Figure 3.2: Ureas enzyme catalyzed conversion of urea to ammonia
- Almost all Enzymes are proteins. Their ability to catalyze reactions is attributable to their primary, secondary, tertiary, and quaternary structures.
- As catalysts, enzymes are both efficient and highly specific for a particular chemical reaction.
- Cofactors are involved in reactions along with enzyme where molecules are oxidized, reduced, rearranged or connected.
3.2.3. Characteristic of Enzyme Catalysis
- Almost all biochemical processes are catalyzed by enzymes.
- As almost all Enzymes are proteins, their ability to catalyze reactions is attributable to their primary, secondary, tertiary, and quaternary structures.
- Enzymes have a high degree of specificity for their substrates.
- Enzymes accelerate chemical reactions tremendously.

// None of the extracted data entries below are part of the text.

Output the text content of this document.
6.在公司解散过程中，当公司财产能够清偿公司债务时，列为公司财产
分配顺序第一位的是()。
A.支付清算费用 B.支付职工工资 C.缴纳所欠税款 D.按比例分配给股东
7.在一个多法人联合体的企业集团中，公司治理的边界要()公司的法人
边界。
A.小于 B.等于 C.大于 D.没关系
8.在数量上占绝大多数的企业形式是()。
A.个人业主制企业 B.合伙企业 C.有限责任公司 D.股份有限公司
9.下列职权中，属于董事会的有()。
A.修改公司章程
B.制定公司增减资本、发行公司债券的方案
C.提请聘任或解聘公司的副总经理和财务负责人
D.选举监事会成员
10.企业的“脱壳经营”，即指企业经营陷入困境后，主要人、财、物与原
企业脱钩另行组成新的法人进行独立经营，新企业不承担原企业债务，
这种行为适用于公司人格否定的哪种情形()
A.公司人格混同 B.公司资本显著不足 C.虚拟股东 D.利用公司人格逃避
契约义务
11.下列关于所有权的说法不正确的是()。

- Enzymes can function in aqueous solution under mild conditions, which are unlike the conditions that are frequently needed in organic chemistry.
- Enzymes are effective in minute amounts because they are not used up in the reaction that they catalyze.
- Enzymes do not affect the direction of the reaction but make the reaction reach equilibrium sooner.
- Both synthesis and decomposition of molecules in a living system normally proceed too slowly to be useful to metabolic survival. However, the presence and activity of enzymes speed up those to support life activities of cellular metabolism.
- Enzymes make up a substantial portion of the total protein of the cell. A typical cell contains about 3000 different kinds of enzyme molecules and many copies of each kind.
- Within a cell, chemical reactions take place within a narrow temperature and pH range. This is possible because enzymes generally lower the activation energy of a reaction through a variety of mechanisms.
- Enzymes necessarily are very large, because,
- Most effective binding of substrate results from close packing of atoms within enzymes.
- Remainder of enzyme outside active site is required to maintain integrity of the active site.
- May serve to channel the substrate into the active site.
- Active site aligns the orbitals of substrates and catalytic groups on the enzyme optimally for conversion to the transition-state structure-- called orbital steering.